Внезапно его взгляд остановился на двух мальчишках. Руки они держали в карманах, а носы прижали к витрине с охотничьими ружьями и патронами. Мальчишки все, как один, вызывали у него подозрение, а эти два сопляка — особенно. Почему они так зачарованно разглядывают оружие? Это было вдвойне подозрительным.
Он прошел вперед, потом вернулся, как будто его тоже заинтересовала витрина. Притворился, что рассматривает двустволки, а сам искоса следил за ребятами. Школьники. Он понял это с первого взгляда. Тот, что повыше, был длинный, вихрастый, с круглыми румяными щеками. Товарищ его был помельче, с птичьим лицом и острым носом, на котором сидели очки; русые волосы аккуратно причесаны на пробор.
— У папы есть такое ружье. — Высокий показал на двустволку. — Правда, не такое новое. А у нашего работника — револьвер с барабаном…

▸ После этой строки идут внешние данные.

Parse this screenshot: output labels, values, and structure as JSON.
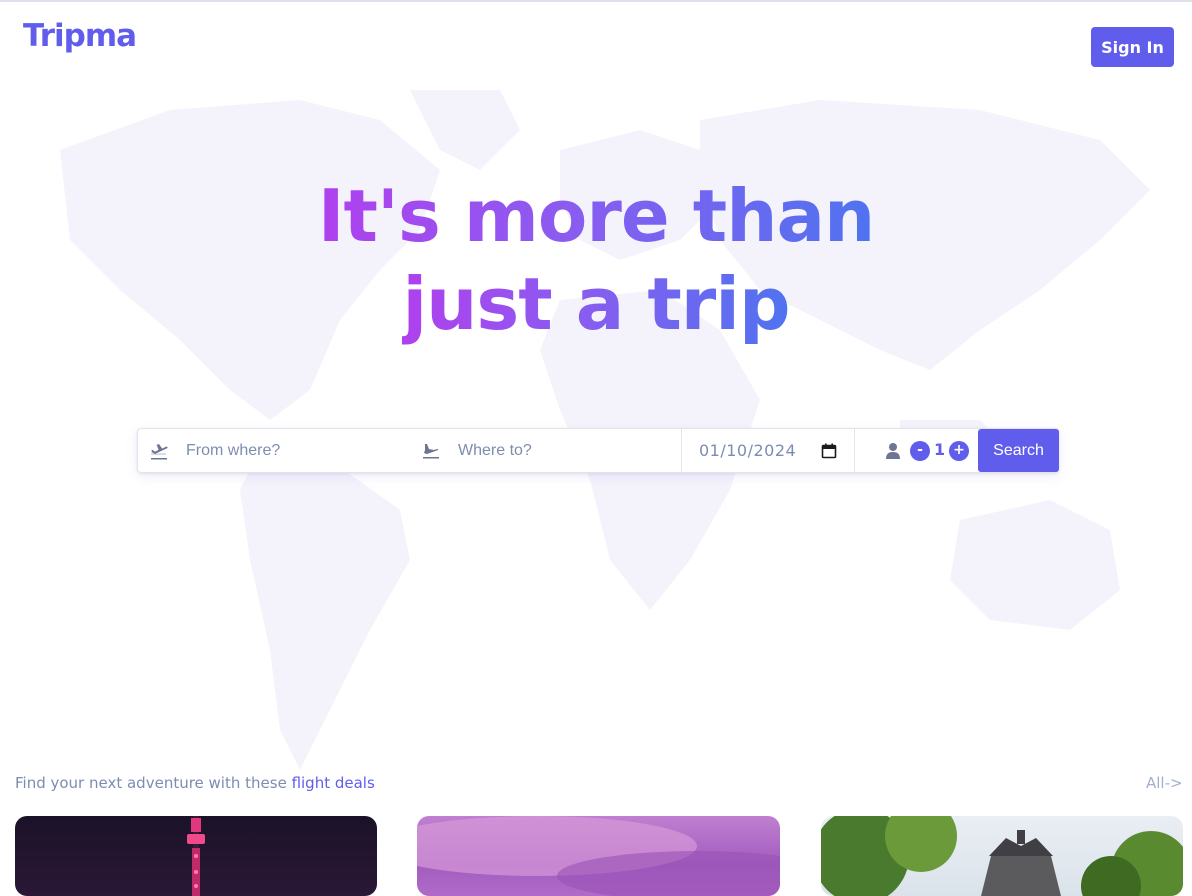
{
  "header": {
    "logo": "Tripma",
    "sign_in_label": "Sign In"
  },
  "hero": {
    "line1": "It's more than",
    "line2": "just a trip"
  },
  "search": {
    "from_placeholder": "From where?",
    "to_placeholder": "Where to?",
    "date_value": "01/10/2024",
    "passenger_count": "1",
    "decrement_label": "-",
    "increment_label": "+",
    "search_label": "Search"
  },
  "deals": {
    "prefix": "Find your next adventure with these ",
    "link": "flight deals",
    "all_label": "All->"
  },
  "colors": {
    "accent": "#605dec",
    "muted_text": "#7c8db0",
    "gradient_start": "#b040ee",
    "gradient_end": "#4f73f0"
  }
}
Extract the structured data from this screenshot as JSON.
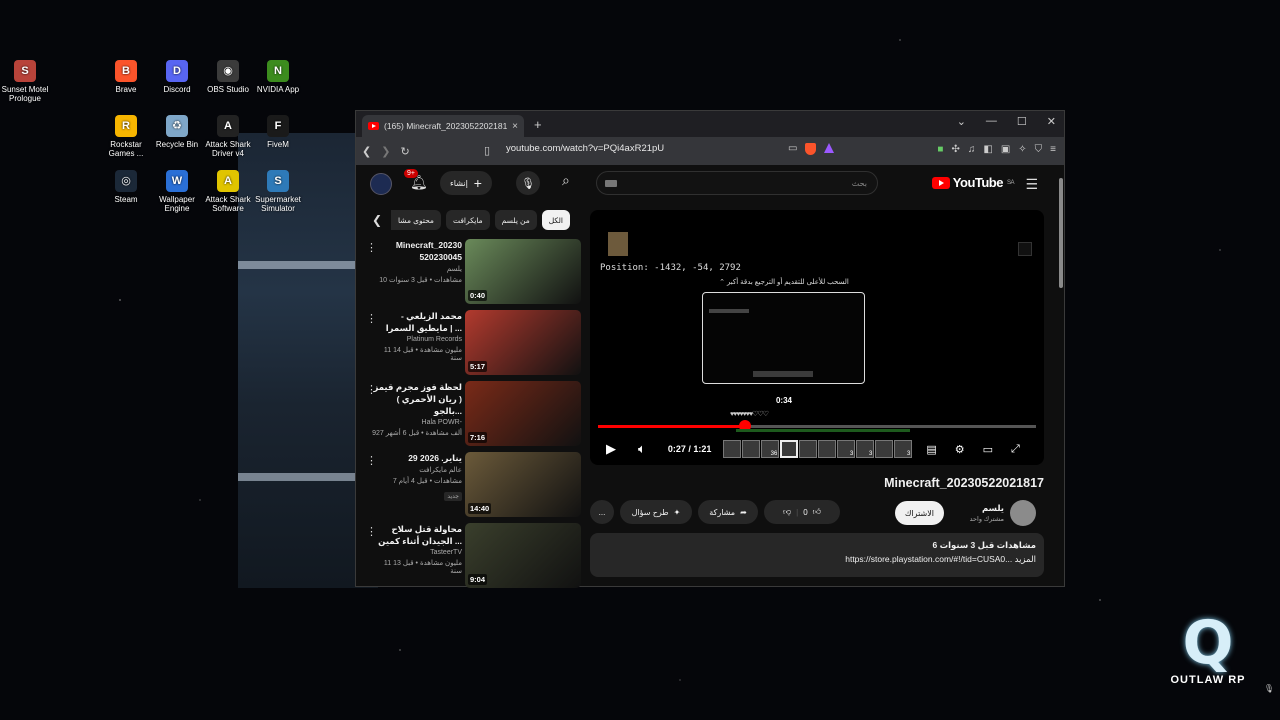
{
  "desktop": {
    "icons": [
      {
        "label": "Sunset Motel Prologue",
        "icon": "sunset-motel-icon",
        "color": "#b8433a"
      },
      {
        "label": "Brave",
        "icon": "brave-icon",
        "color": "#fb542b"
      },
      {
        "label": "Discord",
        "icon": "discord-icon",
        "color": "#5865f2"
      },
      {
        "label": "OBS Studio",
        "icon": "obs-icon",
        "color": "#3b3b3b"
      },
      {
        "label": "NVIDIA App",
        "icon": "nvidia-icon",
        "color": "#3c8c1e"
      },
      {
        "label": "Rockstar Games ...",
        "icon": "rockstar-icon",
        "color": "#f7b500"
      },
      {
        "label": "Recycle Bin",
        "icon": "recycle-bin-icon",
        "color": "#7fa7c9"
      },
      {
        "label": "Attack Shark Driver v4",
        "icon": "attack-shark-driver-icon",
        "color": "#222222"
      },
      {
        "label": "FiveM",
        "icon": "fivem-icon",
        "color": "#1a1a1a"
      },
      {
        "label": "Steam",
        "icon": "steam-icon",
        "color": "#1b2838"
      },
      {
        "label": "Wallpaper Engine",
        "icon": "wallpaper-engine-icon",
        "color": "#2a6fd6"
      },
      {
        "label": "Attack Shark Software",
        "icon": "attack-shark-software-icon",
        "color": "#e0c400"
      },
      {
        "label": "Supermarket Simulator",
        "icon": "supermarket-simulator-icon",
        "color": "#2e7ab8"
      }
    ]
  },
  "browser": {
    "tab_title": "(165) Minecraft_2023052202181",
    "tab_close": "×",
    "new_tab": "+",
    "url": "youtube.com/watch?v=PQi4axR21pU",
    "brave_badge": "43",
    "window_controls": [
      "⌄",
      "—",
      "☐",
      "✕"
    ]
  },
  "youtube": {
    "search_placeholder": "بحث",
    "create_label": "إنشاء",
    "notif_badge": "9+",
    "logo_text": "YouTube",
    "logo_region": "SA",
    "chips": [
      "الكل",
      "من يلسم",
      "مايكرافت",
      "محتوى مشا"
    ],
    "recommendations": [
      {
        "title": "Minecraft_20230 520230045",
        "channel": "يلسم",
        "meta": "10 مشاهدات • قبل 3 سنوات",
        "duration": "0:40",
        "badge": "",
        "thumb": "#6a8a5a"
      },
      {
        "title": "محمد الزيلعي - مايطيق السمرا | ...",
        "channel": "Platinum Records",
        "meta": "11 مليون مشاهدة • قبل 14 سنة",
        "duration": "5:17",
        "badge": "",
        "thumb": "#b23a2e"
      },
      {
        "title": "لحظة فوز مجرم قيمز ( ريان الأحمري ) بالجو...",
        "channel": "Hala POWR-",
        "meta": "927 ألف مشاهدة • قبل 6 أشهر",
        "duration": "7:16",
        "badge": "",
        "thumb": "#7a2a18"
      },
      {
        "title": "29 يناير. 2026",
        "channel": "عالم مايكرافت",
        "meta": "7 مشاهدات • قبل 4 أيام",
        "duration": "14:40",
        "badge": "جديد",
        "thumb": "#6b5a3a"
      },
      {
        "title": "محاولة قتل سلاح الجيدان أثناء كمين ...",
        "channel": "TasteerTV",
        "meta": "11 مليون مشاهدة • قبل 13 سنة",
        "duration": "9:04",
        "badge": "",
        "thumb": "#3a3f2c"
      }
    ],
    "player": {
      "position_text": "Position: -1432, -54, 2792",
      "drag_hint": "السحب للأعلى للتقديم أو الترجيع بدقة أكبر",
      "preview_time": "0:34",
      "current_time": "0:27 / 1:21",
      "progress_fraction": 0.336,
      "hotbar_counts": [
        "",
        "",
        "36",
        "",
        "",
        "",
        "3",
        "3",
        "",
        "3"
      ]
    },
    "video_title": "Minecraft_20230522021817",
    "channel_name": "يلسم",
    "channel_subs": "مشترك واحد",
    "subscribe_label": "الاشتراك",
    "like_count": "0",
    "share_label": "مشاركة",
    "ask_label": "طرح سؤال",
    "more_label": "...",
    "description_meta": "6 مشاهدات  قبل 3 سنوات",
    "description_text": "https://store.playstation.com/#!/tid=CUSA0... المزيد"
  },
  "overlay": {
    "brand_mark": "Q",
    "brand_name": "OUTLAW RP"
  },
  "colors": {
    "yt_red": "#ff0000",
    "yt_bg": "#0f0f0f",
    "chip_bg": "#272727"
  }
}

Так и есть, словенцы. Паппагалло еще больше укрепился в своих подозрениях. Он мало что понимал из их разговора, но был уверен, что они говорят о вещах, не предназначенных для его ушей. Заметив его, высокий вздрогнул и поднял на инспектора свои голубые глаза. И тут же легонько тронул коленом товарища. Мальчики отошли от витрины, ни разу не оглянувшись.

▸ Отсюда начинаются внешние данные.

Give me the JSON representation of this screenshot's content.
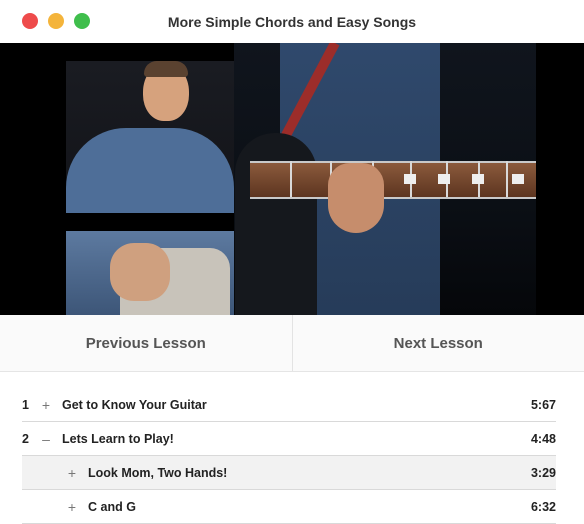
{
  "window": {
    "title": "More Simple Chords and Easy Songs",
    "controls": [
      "close",
      "minimize",
      "zoom"
    ],
    "control_colors": {
      "close": "#ee4b4b",
      "minimize": "#f4b43b",
      "zoom": "#3fbe4c"
    }
  },
  "video": {
    "content": "lesson-video-player"
  },
  "navigation": {
    "previous_label": "Previous Lesson",
    "next_label": "Next Lesson"
  },
  "lessons": [
    {
      "number": "1",
      "toggle": "+",
      "title": "Get to Know Your Guitar",
      "duration": "5:67"
    },
    {
      "number": "2",
      "toggle": "–",
      "title": "Lets Learn to Play!",
      "duration": "4:48",
      "children": [
        {
          "toggle": "+",
          "title": "Look Mom, Two Hands!",
          "duration": "3:29",
          "active": true
        },
        {
          "toggle": "+",
          "title": "C and G",
          "duration": "6:32"
        }
      ]
    }
  ]
}
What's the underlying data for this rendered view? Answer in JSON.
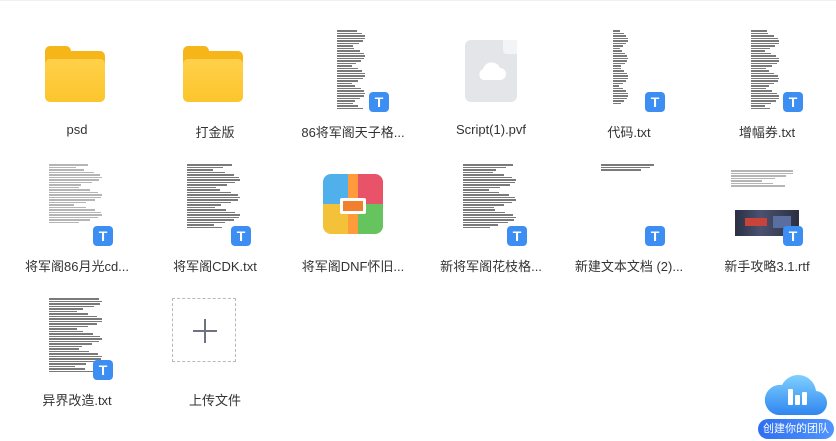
{
  "files": {
    "row1": [
      {
        "name": "psd",
        "icon": "folder-icon"
      },
      {
        "name": "打金版",
        "icon": "folder-icon"
      },
      {
        "name": "86将军阁天子格...",
        "icon": "txt-file-icon"
      },
      {
        "name": "Script(1).pvf",
        "icon": "generic-file-icon"
      },
      {
        "name": "代码.txt",
        "icon": "txt-file-icon"
      },
      {
        "name": "增幅券.txt",
        "icon": "txt-file-icon"
      }
    ],
    "row2": [
      {
        "name": "将军阁86月光cd...",
        "icon": "txt-file-icon"
      },
      {
        "name": "将军阁CDK.txt",
        "icon": "txt-file-icon"
      },
      {
        "name": "将军阁DNF怀旧...",
        "icon": "archive-icon"
      },
      {
        "name": "新将军阁花枝格...",
        "icon": "txt-file-icon"
      },
      {
        "name": "新建文本文档 (2)...",
        "icon": "txt-file-icon"
      },
      {
        "name": "新手攻略3.1.rtf",
        "icon": "rtf-file-icon"
      }
    ],
    "row3": [
      {
        "name": "异界改造.txt",
        "icon": "txt-file-icon"
      }
    ]
  },
  "upload": {
    "label": "上传文件"
  },
  "badge": {
    "txt": "T"
  },
  "team": {
    "label": "创建你的团队"
  },
  "colors": {
    "accent": "#3d8ef3",
    "folder": "#fcc52c"
  }
}
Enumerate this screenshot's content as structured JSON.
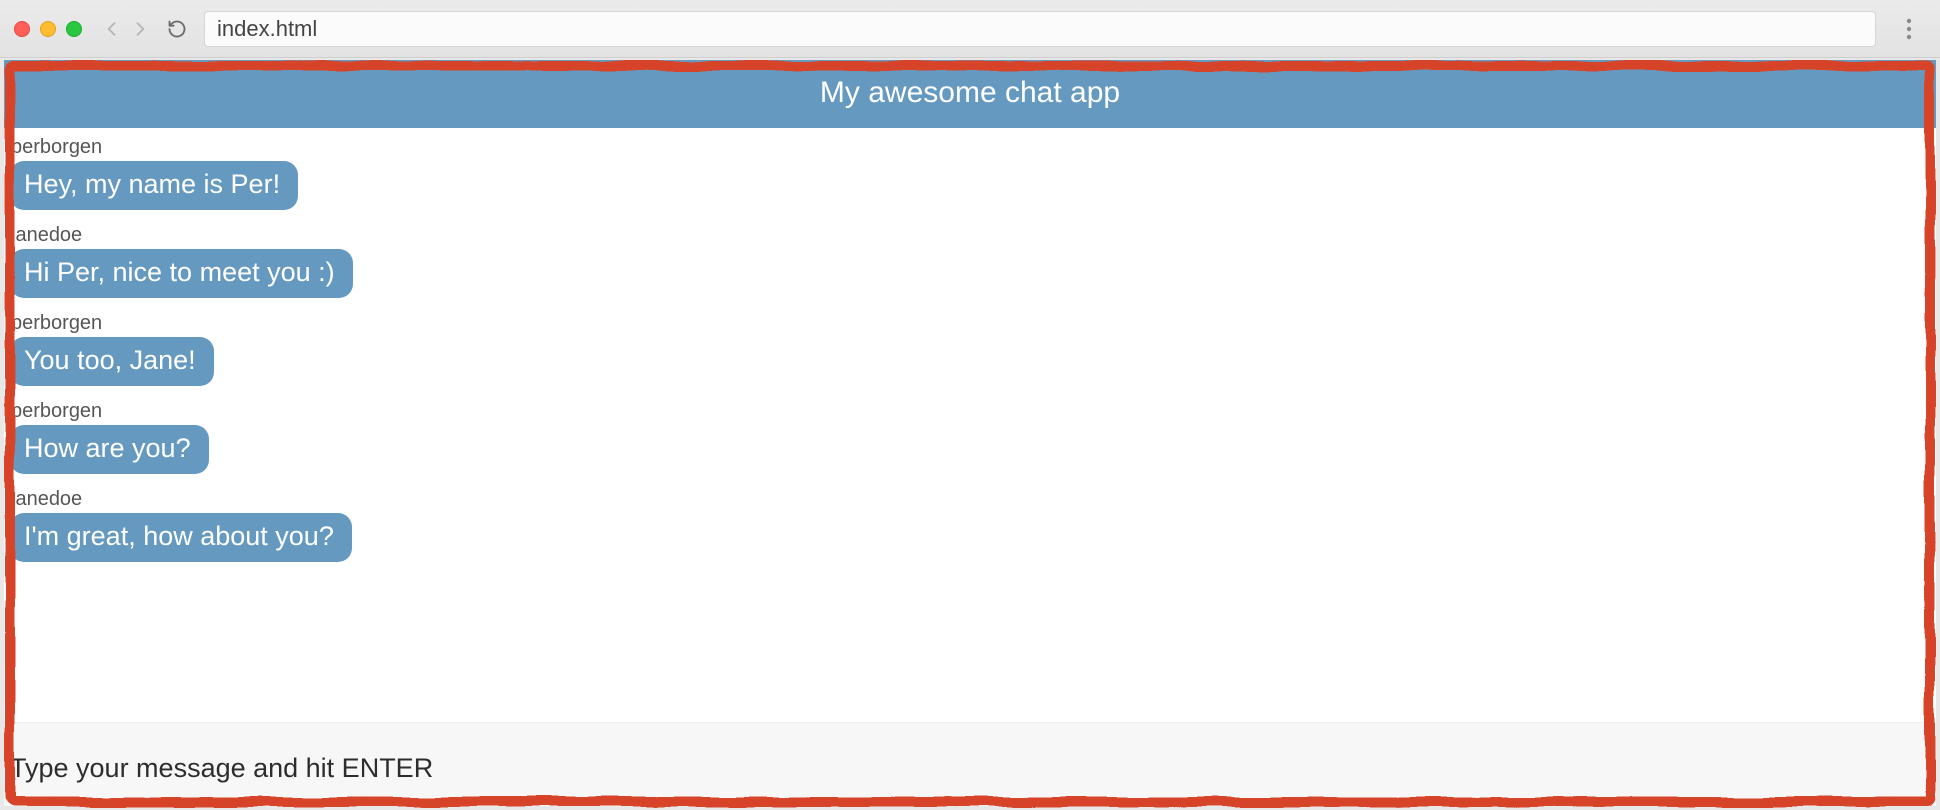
{
  "browser": {
    "address": "index.html"
  },
  "app": {
    "title": "My awesome chat app",
    "messages": [
      {
        "user": "perborgen",
        "text": "Hey, my name is Per!"
      },
      {
        "user": "janedoe",
        "text": "Hi Per, nice to meet you :)"
      },
      {
        "user": "perborgen",
        "text": "You too, Jane!"
      },
      {
        "user": "perborgen",
        "text": "How are you?"
      },
      {
        "user": "janedoe",
        "text": "I'm great, how about you?"
      }
    ],
    "input_placeholder": "Type your message and hit ENTER"
  },
  "colors": {
    "accent": "#6599c0",
    "border_sketch": "#d6452b"
  }
}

Паппагалло несколько мгновений смотрел им вслед. Где он видел этого вихрастого сопляка?.. Но так и не смог вспомнить. Впрочем, не в этом дело. Он готов дать голову на отсечение, что мальчишки замышляют неладное. И решил идти за ними.
Он пошел так быстро, как только позволяли его короткие ноги и толстое брюхо. Но те уже отошли на порядочное расстояние и, как ему показалось, ускорили шаг. Дойдя до первого перекрестка, мальчишки свернули влево.

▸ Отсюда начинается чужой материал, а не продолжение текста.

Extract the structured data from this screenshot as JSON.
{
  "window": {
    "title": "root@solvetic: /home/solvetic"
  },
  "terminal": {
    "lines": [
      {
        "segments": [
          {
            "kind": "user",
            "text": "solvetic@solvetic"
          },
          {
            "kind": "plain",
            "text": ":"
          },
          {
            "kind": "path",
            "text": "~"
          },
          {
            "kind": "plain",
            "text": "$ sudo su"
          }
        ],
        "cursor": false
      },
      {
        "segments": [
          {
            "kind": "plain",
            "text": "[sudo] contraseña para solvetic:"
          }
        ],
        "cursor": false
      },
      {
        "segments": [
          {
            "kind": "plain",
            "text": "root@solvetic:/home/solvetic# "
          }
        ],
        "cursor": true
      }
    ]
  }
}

Инспектор почти побежал. На перекрестке он посмотрел налево и оцепенел: среди прохожих не было видно ни одного мальчишки. Сорванцы исчезли, как сквозь землю провалились. То ли они промчались как ветер по длинной улице и скрылись за углом, то ли спрятались в одном из домов, стоявших по обеим сторонам улицы. Кто знает? Ребят не было. Сомнения его усилились еще больше. Но что толку в сомнениях, если он потерял след!
Инспектор выругался сквозь зубы и стукнул себя по лбу: болван! Спугнул пташек. Надо было тут же хватать их и вести в полицию. Дурак!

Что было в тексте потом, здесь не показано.